In Colombia, markets rallied this week after the first round of the presidential election delivered a stronger-than-expected result for right-wing candidate Abelardo de la Espriella. He finished ahead of left-wing candidate Iván Cepeda, and the two will face each other in a 21 June runoff. Markets appeared to view the result as increasing the likelihood of a more market-friendly policy direction, including greater fiscal discipline and a less confrontational stance toward the private sector.

However, the outcome remains uncertain. Cepeda still received a large share of the vote, and the runoff is expected to be competitive. As a result, markets could remain sensitive to polling, endorsements, turnout expectations, and the candidates’ economic proposals, according to T. Rowe Price Sovereign Analyst Christopher Mejia.

The market reaction was broad-based: Equities rose, the peso strengthened against the US dollar, and local government bonds gained as yields fell. Colombia also benefited from higher oil prices, which can support government revenues because oil is a key export and source of tax and royalty income. However, the fiscal benefit will depend on production levels and spending discipline.

Elsewhere, Indonesia was among the weaker markets in Asia this week, as investors focused on currency pressure, higher oil prices, and rising uncertainty around economic policy. Higher oil prices raised concerns about inflation, subsidy costs, and pressure on the country’s external balances. At the same time, investors were assessing recent policy changes, including revisions to the financial-sector law that broadened Bank Indonesia’s mandate to include support for economic growth and give parliament a larger oversight role.

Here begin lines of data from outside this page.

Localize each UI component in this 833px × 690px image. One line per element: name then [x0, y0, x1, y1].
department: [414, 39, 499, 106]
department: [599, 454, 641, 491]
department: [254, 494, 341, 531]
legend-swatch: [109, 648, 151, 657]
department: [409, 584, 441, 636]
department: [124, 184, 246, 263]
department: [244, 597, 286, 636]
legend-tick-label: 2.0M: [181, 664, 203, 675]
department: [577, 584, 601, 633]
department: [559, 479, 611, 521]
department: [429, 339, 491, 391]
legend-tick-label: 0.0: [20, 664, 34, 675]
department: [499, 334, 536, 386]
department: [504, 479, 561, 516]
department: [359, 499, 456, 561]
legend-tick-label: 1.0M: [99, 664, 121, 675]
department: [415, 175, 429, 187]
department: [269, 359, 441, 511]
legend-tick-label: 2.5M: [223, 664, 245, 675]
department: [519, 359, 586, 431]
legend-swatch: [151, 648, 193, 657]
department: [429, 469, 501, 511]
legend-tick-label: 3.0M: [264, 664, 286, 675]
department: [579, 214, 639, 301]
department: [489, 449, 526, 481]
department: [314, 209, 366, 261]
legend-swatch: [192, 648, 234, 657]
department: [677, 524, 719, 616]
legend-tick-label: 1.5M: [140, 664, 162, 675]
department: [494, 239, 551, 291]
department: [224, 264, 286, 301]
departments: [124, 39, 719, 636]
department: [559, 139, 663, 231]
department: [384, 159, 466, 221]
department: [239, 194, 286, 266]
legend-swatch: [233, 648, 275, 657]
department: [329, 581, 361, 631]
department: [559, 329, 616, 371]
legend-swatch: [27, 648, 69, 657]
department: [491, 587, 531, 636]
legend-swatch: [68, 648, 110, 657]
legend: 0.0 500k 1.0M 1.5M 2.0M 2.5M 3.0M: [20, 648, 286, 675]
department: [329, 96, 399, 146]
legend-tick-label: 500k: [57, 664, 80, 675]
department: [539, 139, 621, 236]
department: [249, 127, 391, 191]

Indonesian equities fell over the week, including a sharp decline on Wednesday following fresh US-Iran military exchanges, and ended the week at a four-year low. The rupiah also weakened to record lows, heightening concerns about import and energy costs, which can affect inflation, corporate margins, and borrowers' ability to manage US dollar-denominated debt. Market pricing suggested investors were waiting for clearer evidence of currency stability, fiscal discipline, and policy consistency before taking a more constructive view on Indonesian assets.

 

Last week, the Bloomberg Global Aggregate Index (hedged to USD) returned -0.4% (0.3% YTD), the Bloomberg Global High Yield Index (hedged to USD) -0.2% (2.0% YTD), and the Bloomberg Emerging Markets Hard Currency Aggregate Index -0.4% (1.0% YTD).

US Treasuries posted losses for the week, with yields rising across most maturities as solid economic data, oil price volatility, and some hawkish commentary from Fed officials fuelled concerns that inflation pressures could keep monetary policy restrictive. Over the week, the 10-year Treasury yield increased by 9bps to 4.53% from 4.44% (up 36bps YTD). The 2-year Treasury yield rose by 14bps, ending the week at 4.15% from 4.01% (up 67bps YTD).

US investment-grade corporate bonds also declined, underperforming Treasuries, although new issues were generally oversubscribed. Year-to-date supply in the market was at its fastest pace since 2020. Sentiment in the high-yield bond market was mixed but constructive despite bouts of volatility fuelled by oil price swings, renewed geopolitical tensions, and shifting rate expectations.

Over the week, the 10-year German Bund yield increased by 10bps, ending at 3.04% from 2.94% (up 18bps YTD). The 10-year UK gilt yield rose by 9bps, ending the week at 4.90% from 4.81% (up 43bps YTD).